Op het oogenblik, waarop de erfgenamen van wijlen Willem II afstand zullen hebben gedaan van hunne rechten ten behoeve der gemeente, ontstaat voor de gemeente de mogelijkheid het paleis de plaats te doen innemen die het bezien zoowel van uit stedebouwkundig als historisch oogpunt toekomt. Met name zullen de gebouwen, welke in de onmiddellijke nabijheid van het paleis in zeer eenvoudigen, van den bouwtrant van het paleis sterk afwijkenden stijl zijn opgetrokken en de omgeving ontsieren, kunnen worden afgebroken, waardoor het paleis weer geheel tot zijn recht zal komen. Bovendien wordt het dan mogelijk het gebouw eene in verband met zijne geschiedenis waardige bestemming te geven.

Dit zou niet beter kunnen geschieden dan door het gebouw in te richten en te bestemmen tot huis der gemeente. Als vanzelf is dus de vraag gerezen of niet in deze richting de oplossing kan worden gevonden van het zg. stadhuisvraagstuk.
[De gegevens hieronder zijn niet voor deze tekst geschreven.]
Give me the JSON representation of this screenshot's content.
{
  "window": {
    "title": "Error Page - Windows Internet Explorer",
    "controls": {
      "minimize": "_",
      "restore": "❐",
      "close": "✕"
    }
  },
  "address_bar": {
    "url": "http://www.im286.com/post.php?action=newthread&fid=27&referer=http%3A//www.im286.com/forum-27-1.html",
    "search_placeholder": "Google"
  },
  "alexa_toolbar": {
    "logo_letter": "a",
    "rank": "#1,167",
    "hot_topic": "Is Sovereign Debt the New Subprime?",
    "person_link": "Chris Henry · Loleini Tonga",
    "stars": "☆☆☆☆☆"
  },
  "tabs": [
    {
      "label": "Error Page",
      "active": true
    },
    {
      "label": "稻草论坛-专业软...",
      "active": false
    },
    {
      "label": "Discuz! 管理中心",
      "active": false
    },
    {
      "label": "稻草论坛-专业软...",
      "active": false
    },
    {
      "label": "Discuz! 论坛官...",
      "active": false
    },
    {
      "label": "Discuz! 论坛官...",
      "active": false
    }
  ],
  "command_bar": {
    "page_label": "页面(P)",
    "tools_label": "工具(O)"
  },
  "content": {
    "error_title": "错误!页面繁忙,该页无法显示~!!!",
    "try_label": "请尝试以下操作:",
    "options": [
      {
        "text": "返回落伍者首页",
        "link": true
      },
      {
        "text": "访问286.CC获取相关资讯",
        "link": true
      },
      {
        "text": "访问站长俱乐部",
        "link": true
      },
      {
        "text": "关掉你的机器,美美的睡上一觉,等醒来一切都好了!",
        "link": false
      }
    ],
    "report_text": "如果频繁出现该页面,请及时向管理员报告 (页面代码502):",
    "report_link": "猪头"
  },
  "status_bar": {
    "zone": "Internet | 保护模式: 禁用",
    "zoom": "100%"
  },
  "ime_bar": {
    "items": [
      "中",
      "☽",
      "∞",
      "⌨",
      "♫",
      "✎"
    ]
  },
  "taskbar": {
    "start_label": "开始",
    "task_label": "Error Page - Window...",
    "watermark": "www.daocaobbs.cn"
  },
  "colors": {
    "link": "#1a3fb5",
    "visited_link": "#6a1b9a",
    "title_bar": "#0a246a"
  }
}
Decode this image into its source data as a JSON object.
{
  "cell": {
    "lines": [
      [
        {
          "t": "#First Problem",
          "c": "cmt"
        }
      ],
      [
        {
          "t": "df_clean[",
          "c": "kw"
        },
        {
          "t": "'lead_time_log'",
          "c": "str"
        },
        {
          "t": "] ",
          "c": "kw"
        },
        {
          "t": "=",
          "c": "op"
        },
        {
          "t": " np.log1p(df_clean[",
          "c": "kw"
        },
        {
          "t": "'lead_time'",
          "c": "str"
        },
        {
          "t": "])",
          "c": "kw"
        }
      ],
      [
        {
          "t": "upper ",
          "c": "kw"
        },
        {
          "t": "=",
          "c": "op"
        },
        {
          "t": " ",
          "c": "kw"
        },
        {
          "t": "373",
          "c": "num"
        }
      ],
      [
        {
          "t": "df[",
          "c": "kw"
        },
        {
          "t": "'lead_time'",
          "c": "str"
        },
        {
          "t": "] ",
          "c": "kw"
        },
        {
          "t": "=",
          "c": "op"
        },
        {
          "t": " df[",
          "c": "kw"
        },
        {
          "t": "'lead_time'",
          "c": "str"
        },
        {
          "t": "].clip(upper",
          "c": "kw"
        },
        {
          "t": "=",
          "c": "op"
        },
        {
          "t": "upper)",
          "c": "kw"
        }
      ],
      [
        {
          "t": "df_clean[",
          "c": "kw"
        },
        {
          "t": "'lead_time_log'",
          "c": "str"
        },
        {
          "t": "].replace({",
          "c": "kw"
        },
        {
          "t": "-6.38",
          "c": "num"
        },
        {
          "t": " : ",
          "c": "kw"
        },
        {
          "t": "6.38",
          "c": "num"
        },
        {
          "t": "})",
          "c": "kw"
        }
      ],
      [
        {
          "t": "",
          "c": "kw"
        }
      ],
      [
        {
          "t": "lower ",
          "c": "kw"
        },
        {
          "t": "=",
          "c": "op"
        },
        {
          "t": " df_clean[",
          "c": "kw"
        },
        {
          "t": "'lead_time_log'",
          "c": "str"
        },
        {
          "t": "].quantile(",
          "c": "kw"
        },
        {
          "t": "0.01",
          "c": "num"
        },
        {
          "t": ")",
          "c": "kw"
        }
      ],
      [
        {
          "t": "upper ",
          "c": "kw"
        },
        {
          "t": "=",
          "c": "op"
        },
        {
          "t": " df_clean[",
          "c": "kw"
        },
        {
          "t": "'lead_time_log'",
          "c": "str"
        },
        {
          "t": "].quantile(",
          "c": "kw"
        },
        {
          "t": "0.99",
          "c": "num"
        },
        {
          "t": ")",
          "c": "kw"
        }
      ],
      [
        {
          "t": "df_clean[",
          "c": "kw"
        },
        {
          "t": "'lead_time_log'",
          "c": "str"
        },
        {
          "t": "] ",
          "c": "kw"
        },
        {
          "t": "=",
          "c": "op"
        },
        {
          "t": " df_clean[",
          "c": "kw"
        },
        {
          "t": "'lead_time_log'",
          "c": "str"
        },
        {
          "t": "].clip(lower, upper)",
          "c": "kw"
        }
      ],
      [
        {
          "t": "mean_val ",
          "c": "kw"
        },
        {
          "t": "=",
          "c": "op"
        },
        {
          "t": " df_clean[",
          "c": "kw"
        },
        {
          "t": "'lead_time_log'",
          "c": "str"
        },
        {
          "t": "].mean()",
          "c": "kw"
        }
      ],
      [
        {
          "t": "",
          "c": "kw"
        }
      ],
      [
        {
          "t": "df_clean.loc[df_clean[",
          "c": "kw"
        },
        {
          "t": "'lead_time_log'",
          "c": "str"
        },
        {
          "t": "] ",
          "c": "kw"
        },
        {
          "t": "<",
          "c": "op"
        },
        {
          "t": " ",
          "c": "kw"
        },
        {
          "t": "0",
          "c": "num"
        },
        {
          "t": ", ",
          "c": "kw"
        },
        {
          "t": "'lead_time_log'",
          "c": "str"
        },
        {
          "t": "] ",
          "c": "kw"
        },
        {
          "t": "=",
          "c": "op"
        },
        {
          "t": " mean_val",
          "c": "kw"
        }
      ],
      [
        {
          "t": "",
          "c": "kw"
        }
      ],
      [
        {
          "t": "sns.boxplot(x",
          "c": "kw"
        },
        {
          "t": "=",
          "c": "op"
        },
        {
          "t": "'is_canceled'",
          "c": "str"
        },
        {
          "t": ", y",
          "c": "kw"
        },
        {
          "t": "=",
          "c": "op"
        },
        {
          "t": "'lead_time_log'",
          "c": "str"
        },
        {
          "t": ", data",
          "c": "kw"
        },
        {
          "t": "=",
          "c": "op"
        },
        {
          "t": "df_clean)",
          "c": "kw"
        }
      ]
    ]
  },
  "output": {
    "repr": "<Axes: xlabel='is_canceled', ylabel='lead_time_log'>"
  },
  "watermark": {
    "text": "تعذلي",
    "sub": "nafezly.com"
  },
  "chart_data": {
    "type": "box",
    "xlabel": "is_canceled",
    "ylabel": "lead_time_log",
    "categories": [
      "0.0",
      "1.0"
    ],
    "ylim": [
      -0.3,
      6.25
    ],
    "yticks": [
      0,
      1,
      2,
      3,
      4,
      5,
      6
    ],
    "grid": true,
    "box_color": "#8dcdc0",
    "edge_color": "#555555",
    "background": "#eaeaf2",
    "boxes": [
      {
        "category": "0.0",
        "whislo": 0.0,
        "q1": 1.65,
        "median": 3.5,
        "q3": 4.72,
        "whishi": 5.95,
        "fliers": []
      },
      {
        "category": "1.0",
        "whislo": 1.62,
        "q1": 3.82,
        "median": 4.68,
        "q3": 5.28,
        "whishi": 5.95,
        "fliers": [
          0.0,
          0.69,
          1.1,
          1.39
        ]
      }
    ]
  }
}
Inderdaad opent zich hier de mogelijkheid voor deze reeds lang gezochte oplossing. Indien nl. het voormalig paleis wordt ingericht als representatief gemeentehuis, d.w.z. voor het houden van vergaderingen van den Raad en van B. en W., voor de trouwplechtigheden, de ontvangst van vereenigingen, kortom voor alle bestemmingen van officieelen aard, komen de thans in het stadhuis daarvoor gebruikte lokalen vrij en kunnen deze worden benut als kantoorruimte, in de behoefte waaraan dan voor een lange reeks van jaren zal kunnen worden voorzien.

Omtrent de vraag of het voormalige paleis voldoende solide is om de inwendige verbouwingen en veranderingen te ondergaan, die voor zijne nieuwe bestemming noodig zijn, is tegelijk met de meening van den directeur van P.W. het advies gevraagd van den onder goedkeuring van den Raad daarvoor aangewezen architect Oscar Leeuw te Nijmegen. Beiden zijn tot de conclusie gekomen, dat het gebouw in goeden toestand verkeert en behoudens eenige versterking van de kapconstructie en van de balklagen zonder bezwaar verbouwd kan worden.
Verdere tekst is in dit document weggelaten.